The owner of the horse, James King, had been told earlier in the week by the stewards at Charles Town that the horse could be deemed eligible to start in a race at the track if he worked under the supervisio­n of the state veterinari­an and passed physical examinatio­ns and a drug test.

“It’s not an issue with the individual,” Zimny said, referring to King. “It’s an issue with the horse.”

The decision by Charles Town to bar the horse from the grounds appears to have ended King’s quest to return the horse to racing, at least in the short term. King, who has a farm in Columbia, Md., received a share in the horse in 2011 on the condition that he rehabilita­te the horse, and he said he was prevented from returning the horse to the races after an ownership dispute took years to resolve in the courts.

“I’m taking him back to Columbia,” King said Saturday.

Awesome Actor had been entered in a $5,000 claiming race at Charles Town on June 29, when stewards ordered the horse scratched, even though the horse was eligible to run under West Virginia racing rules. The stewards said they decided to scratch the horse after being notified of critical comments on social-media sites about the horse’s long layoff.

The case has raised questions about racing’s approach to horses coming off layoffs in an age when remote observers can disseminat­e opinions that may or may not be based on any knowledge of a horse’s condition, fitness, or history, aside from racing and training records. King had said that Awesome Actor, who won five races from 22 starts and earned $140,575 in his career from 2008-10, had been in race training for five months, and he had expressed confidence that the horse would win again.

Zimny said the Awesome Actor case was a situation in which “it was [on the face of it] obvious that this was not a good horse for us to have here.”

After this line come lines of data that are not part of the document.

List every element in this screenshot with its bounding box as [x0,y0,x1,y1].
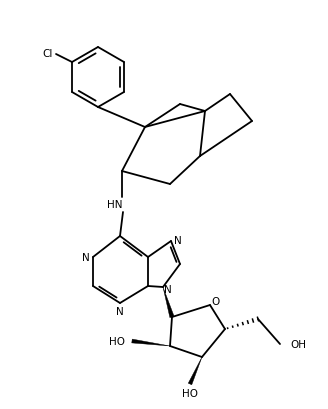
Text: N: N [164,284,172,294]
Polygon shape [132,339,170,346]
Text: N: N [174,236,182,245]
Text: N: N [82,252,90,262]
Text: HO: HO [109,336,125,346]
Polygon shape [188,357,202,385]
Text: HN: HN [107,200,123,209]
Text: O: O [212,296,220,306]
Polygon shape [163,287,174,318]
Text: Cl: Cl [43,49,53,59]
Text: HO: HO [182,388,198,398]
Text: OH: OH [290,339,306,349]
Text: N: N [116,306,124,316]
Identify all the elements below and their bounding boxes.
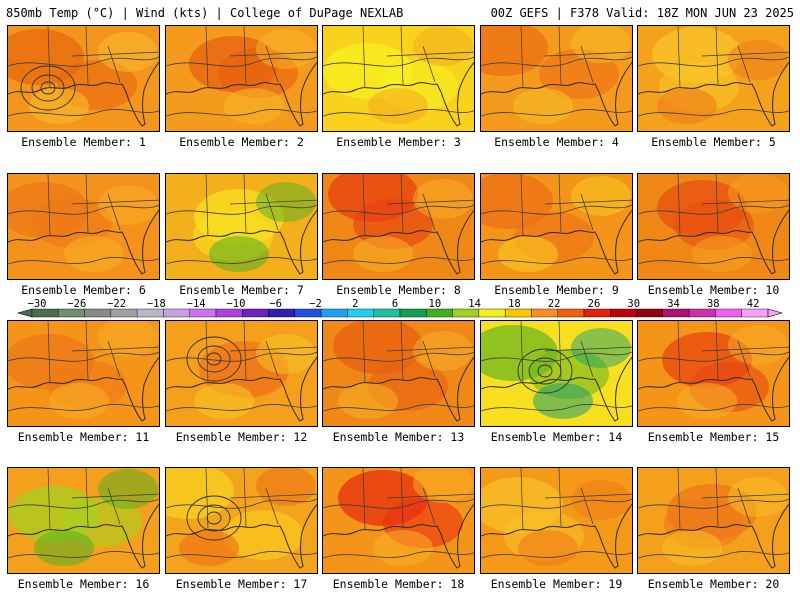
- colorbar-tick-label: 38: [706, 298, 720, 310]
- ensemble-panel-6: [7, 173, 160, 280]
- colorbar-tick-label: −18: [146, 298, 166, 310]
- colorbar-segment: [268, 308, 296, 318]
- colorbar-segment: [58, 308, 85, 318]
- colorbar-segment: [189, 308, 217, 318]
- ensemble-panel-18: [322, 467, 475, 574]
- colorbar-segment: [320, 308, 348, 318]
- colorbar-segment: [373, 308, 401, 318]
- colorbar-segment: [636, 308, 664, 318]
- ensemble-panel-3: [322, 25, 475, 132]
- colorbar-segment: [399, 308, 427, 318]
- ensemble-panel-14: [480, 320, 633, 427]
- ensemble-member-label: Ensemble Member: 1: [21, 135, 146, 149]
- colorbar-segment: [688, 308, 716, 318]
- colorbar-segment: [478, 308, 506, 318]
- ensemble-panel-8: [322, 173, 475, 280]
- colorbar-segment: [452, 308, 480, 318]
- ensemble-panel-1: [7, 25, 160, 132]
- ensemble-panel-5: [637, 25, 790, 132]
- colorbar-segment: [583, 308, 611, 318]
- ensemble-member-label: Ensemble Member: 5: [651, 135, 776, 149]
- ensemble-member-label: Ensemble Member: 8: [336, 283, 461, 297]
- colorbar-segment: [741, 308, 769, 318]
- colorbar-segment: [110, 308, 138, 318]
- ensemble-member-label: Ensemble Member: 4: [494, 135, 619, 149]
- temperature-colorbar: [16, 308, 784, 318]
- ensemble-panel-13: [322, 320, 475, 427]
- colorbar-segment: [31, 308, 59, 318]
- colorbar-tick-label: −10: [226, 298, 246, 310]
- colorbar-right-arrow: [767, 308, 784, 318]
- colorbar-segment: [163, 308, 190, 318]
- ensemble-member-label: Ensemble Member: 9: [494, 283, 619, 297]
- ensemble-panel-19: [480, 467, 633, 574]
- colorbar-left-arrow: [16, 308, 33, 318]
- ensemble-member-label: Ensemble Member: 20: [647, 577, 780, 591]
- ensemble-member-label: Ensemble Member: 16: [17, 577, 150, 591]
- colorbar-segment: [531, 308, 558, 318]
- colorbar-tick-label: 42: [746, 298, 760, 310]
- colorbar-tick-label: −22: [107, 298, 127, 310]
- ensemble-member-label: Ensemble Member: 2: [179, 135, 304, 149]
- colorbar-tick-label: −30: [27, 298, 47, 310]
- ensemble-panel-12: [165, 320, 318, 427]
- colorbar-tick-label: 18: [508, 298, 521, 310]
- colorbar-tick-label: −14: [186, 298, 206, 310]
- ensemble-member-label: Ensemble Member: 17: [175, 577, 308, 591]
- colorbar-segment: [242, 308, 269, 318]
- colorbar-segment: [294, 308, 322, 318]
- ensemble-member-label: Ensemble Member: 15: [647, 430, 780, 444]
- colorbar-tick-label: 26: [587, 298, 601, 310]
- ensemble-panel-16: [7, 467, 160, 574]
- ensemble-panel-20: [637, 467, 790, 574]
- chart-title: 850mb Temp (°C) | Wind (kts) | College o…: [6, 6, 404, 20]
- colorbar-tick-label: 10: [428, 298, 442, 310]
- colorbar-tick-label: 22: [547, 298, 561, 310]
- colorbar-tick-label: −2: [309, 298, 322, 310]
- colorbar-tick-label: 2: [352, 298, 359, 310]
- ensemble-member-label: Ensemble Member: 11: [17, 430, 150, 444]
- colorbar-segment: [136, 308, 164, 318]
- ensemble-panel-17: [165, 467, 318, 574]
- ensemble-member-label: Ensemble Member: 14: [490, 430, 623, 444]
- ensemble-member-label: Ensemble Member: 10: [647, 283, 780, 297]
- colorbar-tick-label: 6: [391, 298, 399, 310]
- ensemble-panel-2: [165, 25, 318, 132]
- colorbar-segment: [504, 308, 532, 318]
- model-run-info: 00Z GEFS | F378 Valid: 18Z MON JUN 23 20…: [490, 6, 794, 20]
- ensemble-member-label: Ensemble Member: 19: [490, 577, 623, 591]
- ensemble-panel-11: [7, 320, 160, 427]
- colorbar-tick-label: −6: [269, 298, 283, 310]
- colorbar-segment: [215, 308, 243, 318]
- colorbar-segment: [610, 308, 637, 318]
- colorbar-segment: [715, 308, 742, 318]
- ensemble-panel-4: [480, 25, 633, 132]
- colorbar-segment: [426, 308, 453, 318]
- ensemble-panel-9: [480, 173, 633, 280]
- colorbar-tick-label: −26: [67, 298, 87, 310]
- ensemble-panel-7: [165, 173, 318, 280]
- colorbar-segment: [84, 308, 112, 318]
- ensemble-member-label: Ensemble Member: 6: [21, 283, 146, 297]
- ensemble-member-label: Ensemble Member: 13: [332, 430, 465, 444]
- ensemble-panel-10: [637, 173, 790, 280]
- colorbar-tick-label: 14: [468, 298, 481, 310]
- ensemble-member-label: Ensemble Member: 7: [179, 283, 304, 297]
- colorbar-tick-label: 30: [627, 298, 641, 310]
- ensemble-member-label: Ensemble Member: 3: [336, 135, 461, 149]
- colorbar-segment: [557, 308, 585, 318]
- ensemble-member-label: Ensemble Member: 12: [175, 430, 308, 444]
- ensemble-member-label: Ensemble Member: 18: [332, 577, 465, 591]
- ensemble-panel-15: [637, 320, 790, 427]
- colorbar-segment: [347, 308, 374, 318]
- colorbar-segment: [662, 308, 690, 318]
- colorbar-tick-label: 34: [667, 298, 680, 310]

“I haven’t seen one like this before,” Zimny said. “Where is that line? We know that the line is at least right here.”

Awesome Actor finished last in his final three starts, all in claiming races at Charles Town. King, who took over his rehabilita­tion after those starts, said the horse was suffering from worms and an ulcer when he received him and that he nursed the horse back to health with the intention of returning him to the races later that year. The ownership dispute began in 2011 and was not resolved until last year, King said.

Zimny said Charles Town could not afford any bad publicity from the case.

“On the surface, the horse had not been competitiv­e for the bottom price in his last three starts seven years ago,” Zimny said. “Having him come off a seven-year layoff, the amount of things that can go wrong are exponentia­lly greater than the number of things that can go right.”